HTLogin supports multiple output formats:

• Text (default): Human-readable plain text format
• JSON: Structured JSON format for programmatic processing
• HTML: Beautiful HTML report with styling

Example:

python3 main.py -u https://example.com/login -o report.json -of json
python3 main.py -u https://example.com/login -o report.html -of html

Example Output

Testing

HTLogin includes a comprehensive test suite. To run the tests:

# Install test dependencies
pip install -r requirements.txt

# Run all tests
pytest

# Run tests with coverage report
pytest --cov=. --cov-report=html

For more information about the test suite, see tests/README.md.

Note

In minimal environments where pytest is not available, you can still perform a quick syntax check with:

python -m py_compile $(git ls-files '*.py')

Known Limitations

• Registration Pages:
  • Registration/signup pages are automatically detected and skipped to avoid false positives.
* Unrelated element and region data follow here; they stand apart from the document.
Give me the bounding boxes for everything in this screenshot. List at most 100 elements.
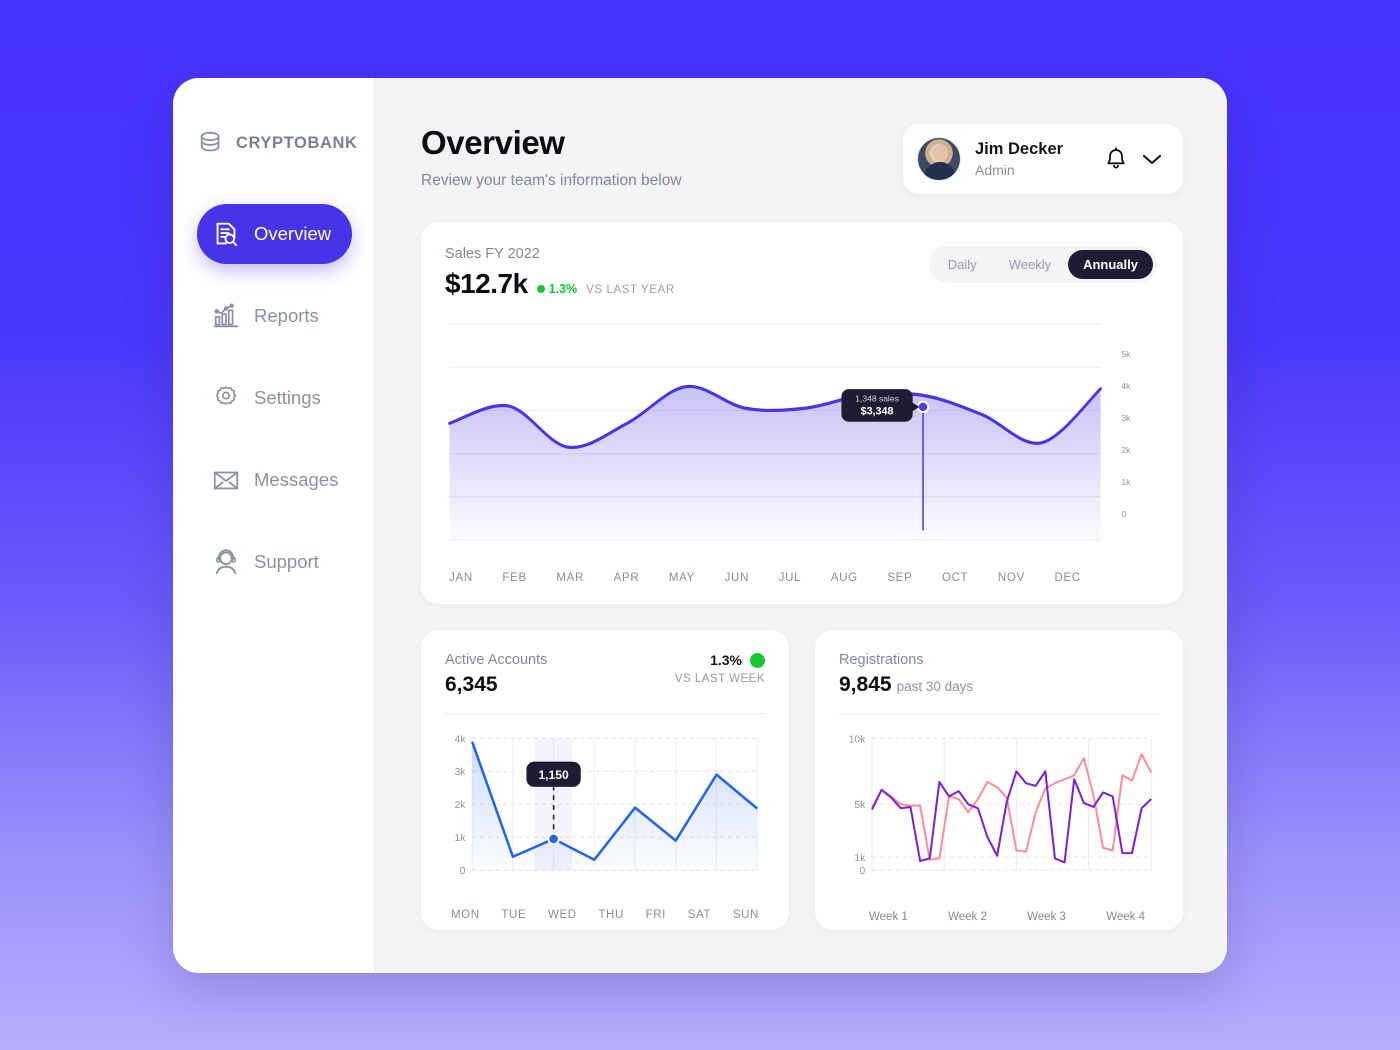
- x-tick-label: TUE: [501, 909, 527, 921]
- sales-value-row: $12.7k 1.3% VS LAST YEAR: [445, 268, 675, 300]
- registrations-value-row: 9,845 past 30 days: [839, 673, 973, 697]
- svg-text:4k: 4k: [1121, 381, 1131, 391]
- active-accounts-value: 6,345: [445, 673, 498, 696]
- svg-text:5k: 5k: [1121, 349, 1131, 359]
- stacked-coins-icon: [200, 131, 220, 152]
- period-option-weekly[interactable]: Weekly: [994, 250, 1066, 279]
- user-profile-card[interactable]: Jim Decker Admin: [903, 124, 1183, 194]
- svg-text:$3,348: $3,348: [861, 405, 894, 417]
- svg-text:1k: 1k: [1121, 477, 1131, 487]
- x-tick-label: SAT: [687, 909, 712, 921]
- sidebar-item-reports[interactable]: Reports: [197, 286, 352, 346]
- bar-chart-icon: [213, 303, 239, 328]
- notifications-button[interactable]: [1105, 147, 1127, 171]
- x-tick-label: SEP: [887, 572, 913, 584]
- divider: [445, 713, 765, 714]
- svg-text:1k: 1k: [455, 833, 467, 844]
- x-tick-label: FEB: [502, 572, 527, 584]
- sidebar-item-overview[interactable]: Overview: [197, 204, 352, 264]
- sales-delta-value: 1.3%: [548, 282, 578, 296]
- active-accounts-x-axis: MON TUE WED THU FRI SAT SUN: [445, 909, 765, 921]
- period-option-daily[interactable]: Daily: [933, 250, 992, 279]
- avatar: [917, 137, 961, 181]
- registrations-x-axis: Week 1 Week 2 Week 3 Week 4: [839, 911, 1159, 923]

These pages use different authentication flows than login pages (account creation vs. authentication) and should be tested separately.
• Cloudflare / WAF:
  • HTLogin uses realistic headers and optional cloudscraper support to improve compatibility, but some advanced JavaScript challenges or custom WAF rules may still block automated scanners.
  • In such cases, Selenium may help to render the page, but full bypass is not guaranteed.
• MFA / 2FA:
  • Multi-factor authentication flows (email/SMS/OTP/authenticator apps) are not automatically solved; HTLogin only reports login behaviour and basic signals.
• Very custom login flows:
  • Highly customized or multi-step login flows (SAML/OIDC redirects, external IdPs, popups) may require manual analysis; HTLogin focuses on classic form- and API-based logins.

Disclaimer

HTLogin is intended for educational purposes and authorized security testing only. Do not use this tool against systems without explicit permission. The author is not responsible for misuse or damage caused by this tool.